Pendant qu’il parle, sa vice-présidente Micheline Jacques fait non de la tête. «Ce ne sont pas les enseignants qui ont refusé de prendre tous les élèves ; c’est le protocole qui nous l’impose. Il n’y a pas eu de peur au niveau des enseignants, ce n’est pas eux qui ont empêché la reprise. Mais nous suivons des directives nationales, c’est une question de responsabilité. » Andy Laplace l’appuie : « Cette semaine, les 4e, 3e et 2de vont reprendre. Des demandes ont été envoyées au collège pour savoir si on pouvait rouvrir plus tôt ; je vous le dis, les blocages sont venus d’en haut, pas de l’établissement lui-même. » Bruno Magras : « Je ne ferai pas de lettre au recteur de moi-même. Si les profs, qui ont été à l’origine de la situation actuelle, me demandent d’intervenir pour que les classes reprennent normalement, là, je ferai un nouveau courrier au recteur. Si on m’avait écouté moi, les écoles auraient repris normalement dès le départ. Les parents en ont beaucoup souffert ; j’ai vu les conséquences immédiates pour ceux qui ne pouvaient pas travailler. Le virus n’arrive pas par hélicoptère. Le vrai problème c’est la peur. Dès qu’on a le nez qui coule, c’est le Covid ! Il y a une perte de lucidité dans tout ça qui est dramatique. La distanciation, c’est du cinéma, ce n’est respecté nulle part, mais dans les écoles on met les enfants à bâbord, les autres à tribord… Combien de temps allons-nous considérer qu’il faut vivre à 1,50 mètre les uns des autres, ne plus se dire bonjour ? Quel cinéma ! Je ne ferai pas de courrier sans une demande des profs, c’est clair, net et précis. »
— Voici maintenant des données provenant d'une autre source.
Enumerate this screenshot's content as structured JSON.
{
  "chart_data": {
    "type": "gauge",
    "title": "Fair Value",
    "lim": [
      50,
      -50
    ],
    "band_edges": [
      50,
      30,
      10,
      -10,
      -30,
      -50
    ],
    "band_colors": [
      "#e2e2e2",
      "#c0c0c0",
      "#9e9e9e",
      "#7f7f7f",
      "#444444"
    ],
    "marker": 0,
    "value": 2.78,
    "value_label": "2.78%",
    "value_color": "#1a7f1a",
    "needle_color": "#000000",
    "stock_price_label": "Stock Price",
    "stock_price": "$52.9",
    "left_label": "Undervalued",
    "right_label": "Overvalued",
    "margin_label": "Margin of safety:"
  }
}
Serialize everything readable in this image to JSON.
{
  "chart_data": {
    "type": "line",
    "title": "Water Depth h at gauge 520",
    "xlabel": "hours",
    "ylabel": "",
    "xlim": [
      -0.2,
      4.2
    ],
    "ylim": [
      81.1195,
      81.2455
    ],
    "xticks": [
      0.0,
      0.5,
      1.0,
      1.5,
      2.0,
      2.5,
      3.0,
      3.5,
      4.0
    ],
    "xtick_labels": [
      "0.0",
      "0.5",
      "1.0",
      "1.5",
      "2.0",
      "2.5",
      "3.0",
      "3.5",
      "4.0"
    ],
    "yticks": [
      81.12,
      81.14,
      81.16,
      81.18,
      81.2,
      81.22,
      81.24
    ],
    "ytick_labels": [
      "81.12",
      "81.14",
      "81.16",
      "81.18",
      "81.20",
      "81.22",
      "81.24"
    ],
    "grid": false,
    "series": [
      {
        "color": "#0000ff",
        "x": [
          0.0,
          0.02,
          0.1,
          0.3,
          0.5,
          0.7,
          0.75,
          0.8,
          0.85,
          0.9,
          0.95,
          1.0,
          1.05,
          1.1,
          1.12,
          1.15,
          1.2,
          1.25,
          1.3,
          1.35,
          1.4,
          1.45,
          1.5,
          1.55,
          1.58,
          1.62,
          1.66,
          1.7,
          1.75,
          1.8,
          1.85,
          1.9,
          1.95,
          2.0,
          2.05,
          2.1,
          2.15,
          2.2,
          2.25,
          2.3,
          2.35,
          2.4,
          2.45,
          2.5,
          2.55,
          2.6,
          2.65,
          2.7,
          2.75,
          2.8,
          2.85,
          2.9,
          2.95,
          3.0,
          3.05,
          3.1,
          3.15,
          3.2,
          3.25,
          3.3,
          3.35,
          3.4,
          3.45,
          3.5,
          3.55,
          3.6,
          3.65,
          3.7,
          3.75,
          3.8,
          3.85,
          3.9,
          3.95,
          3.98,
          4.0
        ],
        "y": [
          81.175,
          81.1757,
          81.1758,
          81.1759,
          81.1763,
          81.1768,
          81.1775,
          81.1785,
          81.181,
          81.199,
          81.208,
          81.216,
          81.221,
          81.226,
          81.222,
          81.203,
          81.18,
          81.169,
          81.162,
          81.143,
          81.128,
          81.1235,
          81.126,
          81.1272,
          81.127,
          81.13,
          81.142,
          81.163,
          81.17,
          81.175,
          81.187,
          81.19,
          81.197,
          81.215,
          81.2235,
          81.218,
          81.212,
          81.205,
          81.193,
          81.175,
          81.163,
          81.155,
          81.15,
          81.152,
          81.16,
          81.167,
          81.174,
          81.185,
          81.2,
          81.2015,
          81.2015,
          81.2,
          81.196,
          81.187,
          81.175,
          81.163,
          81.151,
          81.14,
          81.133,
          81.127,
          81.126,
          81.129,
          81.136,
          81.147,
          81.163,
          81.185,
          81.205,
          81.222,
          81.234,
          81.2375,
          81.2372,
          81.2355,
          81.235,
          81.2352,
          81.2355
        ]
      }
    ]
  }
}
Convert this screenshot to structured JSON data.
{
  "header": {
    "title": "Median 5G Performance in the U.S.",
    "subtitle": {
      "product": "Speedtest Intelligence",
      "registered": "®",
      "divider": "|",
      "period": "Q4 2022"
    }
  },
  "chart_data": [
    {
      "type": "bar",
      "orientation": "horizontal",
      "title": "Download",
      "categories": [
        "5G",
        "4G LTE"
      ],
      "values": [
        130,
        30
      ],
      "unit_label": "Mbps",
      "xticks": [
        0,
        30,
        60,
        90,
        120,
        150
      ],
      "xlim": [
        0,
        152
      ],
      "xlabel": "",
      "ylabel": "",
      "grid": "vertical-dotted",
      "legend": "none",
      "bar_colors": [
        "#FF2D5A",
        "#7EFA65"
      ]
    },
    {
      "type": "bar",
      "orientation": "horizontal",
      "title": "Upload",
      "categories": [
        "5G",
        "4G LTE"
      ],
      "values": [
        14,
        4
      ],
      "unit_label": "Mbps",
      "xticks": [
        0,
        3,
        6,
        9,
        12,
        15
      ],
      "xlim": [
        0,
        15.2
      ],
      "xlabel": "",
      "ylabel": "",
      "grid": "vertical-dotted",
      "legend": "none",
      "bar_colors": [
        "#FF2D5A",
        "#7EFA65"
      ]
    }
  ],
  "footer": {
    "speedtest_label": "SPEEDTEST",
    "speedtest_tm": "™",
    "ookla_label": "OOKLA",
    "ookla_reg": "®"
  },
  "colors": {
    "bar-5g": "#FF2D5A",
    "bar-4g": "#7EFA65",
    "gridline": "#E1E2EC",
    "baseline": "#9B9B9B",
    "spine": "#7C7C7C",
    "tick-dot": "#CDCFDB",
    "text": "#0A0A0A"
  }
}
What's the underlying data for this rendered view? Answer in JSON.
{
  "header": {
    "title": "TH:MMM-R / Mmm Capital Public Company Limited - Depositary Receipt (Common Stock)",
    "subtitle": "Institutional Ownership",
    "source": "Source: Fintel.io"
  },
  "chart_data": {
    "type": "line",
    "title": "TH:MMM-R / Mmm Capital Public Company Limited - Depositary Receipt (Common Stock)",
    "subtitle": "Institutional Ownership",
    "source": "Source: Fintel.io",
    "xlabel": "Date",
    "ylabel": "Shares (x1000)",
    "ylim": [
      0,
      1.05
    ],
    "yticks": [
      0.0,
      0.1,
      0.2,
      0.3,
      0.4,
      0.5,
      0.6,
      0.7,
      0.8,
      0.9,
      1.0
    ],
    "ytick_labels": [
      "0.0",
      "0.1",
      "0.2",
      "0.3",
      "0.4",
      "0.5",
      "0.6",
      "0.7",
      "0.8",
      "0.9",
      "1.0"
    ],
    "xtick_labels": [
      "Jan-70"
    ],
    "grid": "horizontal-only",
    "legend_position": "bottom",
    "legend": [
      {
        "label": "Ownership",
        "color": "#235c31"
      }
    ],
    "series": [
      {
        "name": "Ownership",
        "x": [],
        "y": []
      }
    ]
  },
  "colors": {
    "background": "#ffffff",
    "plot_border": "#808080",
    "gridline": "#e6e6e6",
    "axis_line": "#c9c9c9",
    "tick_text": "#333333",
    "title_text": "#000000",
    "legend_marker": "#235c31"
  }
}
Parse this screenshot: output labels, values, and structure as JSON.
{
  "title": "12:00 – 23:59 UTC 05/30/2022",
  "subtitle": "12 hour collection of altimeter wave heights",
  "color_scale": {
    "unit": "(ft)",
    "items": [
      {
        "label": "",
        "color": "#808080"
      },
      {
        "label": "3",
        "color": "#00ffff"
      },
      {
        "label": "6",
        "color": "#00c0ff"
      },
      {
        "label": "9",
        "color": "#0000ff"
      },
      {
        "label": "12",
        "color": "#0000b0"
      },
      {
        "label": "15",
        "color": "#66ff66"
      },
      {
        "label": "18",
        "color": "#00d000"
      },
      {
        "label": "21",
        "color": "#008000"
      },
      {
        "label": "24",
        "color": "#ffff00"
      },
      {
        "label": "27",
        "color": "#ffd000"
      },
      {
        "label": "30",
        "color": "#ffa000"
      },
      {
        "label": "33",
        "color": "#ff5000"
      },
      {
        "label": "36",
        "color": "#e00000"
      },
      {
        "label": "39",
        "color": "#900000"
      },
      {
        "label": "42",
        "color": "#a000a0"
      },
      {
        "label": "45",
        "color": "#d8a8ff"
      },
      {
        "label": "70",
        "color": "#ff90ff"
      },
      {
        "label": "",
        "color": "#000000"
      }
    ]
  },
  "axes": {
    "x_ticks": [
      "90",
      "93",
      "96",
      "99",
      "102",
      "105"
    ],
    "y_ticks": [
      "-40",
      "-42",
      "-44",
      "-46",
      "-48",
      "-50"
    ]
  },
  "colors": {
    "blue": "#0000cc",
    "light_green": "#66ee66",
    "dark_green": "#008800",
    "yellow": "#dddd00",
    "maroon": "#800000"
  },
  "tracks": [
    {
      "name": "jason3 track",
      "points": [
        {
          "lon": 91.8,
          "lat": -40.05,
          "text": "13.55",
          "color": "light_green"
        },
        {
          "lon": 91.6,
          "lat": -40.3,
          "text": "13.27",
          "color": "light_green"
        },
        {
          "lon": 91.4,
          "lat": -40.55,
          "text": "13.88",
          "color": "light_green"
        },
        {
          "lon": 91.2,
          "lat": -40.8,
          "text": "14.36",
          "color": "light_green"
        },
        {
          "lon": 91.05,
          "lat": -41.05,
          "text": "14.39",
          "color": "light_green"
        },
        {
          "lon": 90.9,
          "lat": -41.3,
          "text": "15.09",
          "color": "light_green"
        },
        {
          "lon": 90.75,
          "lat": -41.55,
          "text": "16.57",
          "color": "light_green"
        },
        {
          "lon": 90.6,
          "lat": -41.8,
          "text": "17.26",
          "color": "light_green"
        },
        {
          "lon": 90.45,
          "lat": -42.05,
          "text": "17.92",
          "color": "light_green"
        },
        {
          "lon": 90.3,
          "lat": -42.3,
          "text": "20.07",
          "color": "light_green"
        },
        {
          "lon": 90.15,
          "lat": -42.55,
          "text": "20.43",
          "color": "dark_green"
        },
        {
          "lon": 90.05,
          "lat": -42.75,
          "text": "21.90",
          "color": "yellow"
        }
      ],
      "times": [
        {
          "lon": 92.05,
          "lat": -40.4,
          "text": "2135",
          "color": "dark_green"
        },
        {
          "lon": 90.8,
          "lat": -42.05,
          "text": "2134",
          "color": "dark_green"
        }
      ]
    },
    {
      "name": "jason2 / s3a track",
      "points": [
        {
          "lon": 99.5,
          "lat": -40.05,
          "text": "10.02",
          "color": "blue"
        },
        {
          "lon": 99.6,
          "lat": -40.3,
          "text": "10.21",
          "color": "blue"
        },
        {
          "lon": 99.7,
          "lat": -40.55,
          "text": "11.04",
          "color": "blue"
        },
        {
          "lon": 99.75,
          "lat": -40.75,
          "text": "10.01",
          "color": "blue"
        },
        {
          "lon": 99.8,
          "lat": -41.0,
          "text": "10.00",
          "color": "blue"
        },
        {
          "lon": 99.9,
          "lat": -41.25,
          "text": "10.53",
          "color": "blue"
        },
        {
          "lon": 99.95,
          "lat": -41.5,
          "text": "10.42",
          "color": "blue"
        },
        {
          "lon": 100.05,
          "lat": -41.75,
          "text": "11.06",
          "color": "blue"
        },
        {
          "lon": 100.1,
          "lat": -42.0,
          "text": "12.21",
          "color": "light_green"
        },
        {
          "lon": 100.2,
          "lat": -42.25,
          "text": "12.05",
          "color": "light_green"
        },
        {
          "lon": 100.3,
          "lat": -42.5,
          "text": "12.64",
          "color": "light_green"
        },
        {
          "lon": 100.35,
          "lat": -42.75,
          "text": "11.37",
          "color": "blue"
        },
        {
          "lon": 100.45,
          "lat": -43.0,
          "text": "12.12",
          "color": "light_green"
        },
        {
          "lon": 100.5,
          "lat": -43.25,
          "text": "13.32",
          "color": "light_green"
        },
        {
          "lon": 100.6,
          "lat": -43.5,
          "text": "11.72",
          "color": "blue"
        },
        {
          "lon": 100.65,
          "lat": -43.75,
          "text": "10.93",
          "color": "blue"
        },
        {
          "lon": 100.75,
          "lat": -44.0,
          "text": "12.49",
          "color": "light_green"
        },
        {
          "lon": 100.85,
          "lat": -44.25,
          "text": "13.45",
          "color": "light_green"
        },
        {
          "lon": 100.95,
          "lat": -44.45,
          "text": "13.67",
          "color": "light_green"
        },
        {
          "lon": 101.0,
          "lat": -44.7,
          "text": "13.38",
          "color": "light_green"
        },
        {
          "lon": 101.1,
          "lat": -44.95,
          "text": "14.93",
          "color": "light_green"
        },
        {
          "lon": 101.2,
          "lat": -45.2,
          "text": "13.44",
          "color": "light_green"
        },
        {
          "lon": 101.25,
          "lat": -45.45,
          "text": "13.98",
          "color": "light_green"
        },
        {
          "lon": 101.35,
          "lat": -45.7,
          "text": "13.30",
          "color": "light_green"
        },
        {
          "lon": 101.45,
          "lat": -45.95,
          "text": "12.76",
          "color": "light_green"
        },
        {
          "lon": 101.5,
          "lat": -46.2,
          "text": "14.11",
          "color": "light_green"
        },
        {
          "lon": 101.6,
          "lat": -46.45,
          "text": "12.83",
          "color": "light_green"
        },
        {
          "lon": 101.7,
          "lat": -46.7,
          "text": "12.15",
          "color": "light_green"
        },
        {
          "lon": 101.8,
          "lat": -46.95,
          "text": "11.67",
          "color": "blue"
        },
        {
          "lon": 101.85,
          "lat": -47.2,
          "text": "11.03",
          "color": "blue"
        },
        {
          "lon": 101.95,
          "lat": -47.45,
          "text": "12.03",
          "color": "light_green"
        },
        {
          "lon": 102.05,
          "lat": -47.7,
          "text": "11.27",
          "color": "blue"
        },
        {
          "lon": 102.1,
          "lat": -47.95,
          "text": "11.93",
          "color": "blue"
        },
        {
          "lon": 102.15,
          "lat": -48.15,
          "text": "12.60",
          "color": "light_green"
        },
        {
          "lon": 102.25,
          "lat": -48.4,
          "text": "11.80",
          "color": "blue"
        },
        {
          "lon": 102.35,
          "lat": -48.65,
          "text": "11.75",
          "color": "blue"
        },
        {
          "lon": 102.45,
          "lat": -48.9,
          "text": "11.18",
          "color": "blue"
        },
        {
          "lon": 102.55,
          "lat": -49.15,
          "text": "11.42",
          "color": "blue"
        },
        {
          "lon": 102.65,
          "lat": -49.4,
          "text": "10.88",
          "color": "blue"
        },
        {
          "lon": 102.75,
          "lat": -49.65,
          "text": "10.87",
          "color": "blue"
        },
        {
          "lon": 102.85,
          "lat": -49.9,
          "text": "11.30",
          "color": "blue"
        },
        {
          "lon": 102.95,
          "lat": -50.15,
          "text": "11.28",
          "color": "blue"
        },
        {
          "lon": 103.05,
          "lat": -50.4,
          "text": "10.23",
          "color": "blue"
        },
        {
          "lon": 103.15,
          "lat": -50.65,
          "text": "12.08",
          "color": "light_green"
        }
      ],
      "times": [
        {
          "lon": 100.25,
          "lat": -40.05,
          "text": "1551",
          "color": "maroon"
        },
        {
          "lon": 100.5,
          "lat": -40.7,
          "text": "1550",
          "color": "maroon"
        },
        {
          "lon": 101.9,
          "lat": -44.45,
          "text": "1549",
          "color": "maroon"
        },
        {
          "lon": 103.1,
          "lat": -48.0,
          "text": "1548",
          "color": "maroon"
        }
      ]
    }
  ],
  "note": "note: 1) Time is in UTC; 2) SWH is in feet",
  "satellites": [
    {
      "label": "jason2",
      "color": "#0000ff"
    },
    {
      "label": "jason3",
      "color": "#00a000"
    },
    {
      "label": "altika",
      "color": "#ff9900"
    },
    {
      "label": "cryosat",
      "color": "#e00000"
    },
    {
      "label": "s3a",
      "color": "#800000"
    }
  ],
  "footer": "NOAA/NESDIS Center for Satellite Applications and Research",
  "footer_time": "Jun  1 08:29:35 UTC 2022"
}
Nicole Gréaux, première vice-présidente et jeune retraitée de l’Education nationale, rapporte les propos tenus par le recteur de l’Académie de Guadeloupe Mostafa Fourar, la veille lors d’une conférence de presse : « Le recteur a dit “je n’accepterai pas que les mesures de distanciation ne soient pas respectées dans les établissements scolaires.” »
« La préfète était d’accord, nous étions d’accord. Mais nous n’avions aucun écrit, nous étions donc obligés de respecter les directives, c’est une question de responsabilité. Ce n’est pas nous qui étions contre la reprise pleine et entière », répète Micheline Jacques, agacée. « Ne va pas me dire ce soir qu’il y a eu unanimité autour de cette idée », coupe Bruno Magras. « L’école n’a pas repris, elle n’a pas repris, aujourd’hui vous vous démerdez, pour parler vulgairement ! »
« Je vais décevoir Corinne, mais je pense que malheureusement on ira jusqu’à la fin de l’année scolaire en cours avec les consignes sanitaires instaurées », indique Francius Matignon, président de la commission Affaires scolaires. « Le protocole a déjà été très lourd à mettre en place, je pense qu’ils vont poursuivre et que le fonctionnement changera au mois de septembre. »
L’amendement de Corinne Gréaux Fébrissy est adopté et ajouté à la délibération : outre la réouverture des frontières, le conseil territorial demande donc la reprise des écoles (ce qui implique l’allègement des contraintes sanitaires), la reprise des associations et de toutes les entreprises, dans des conditions normales.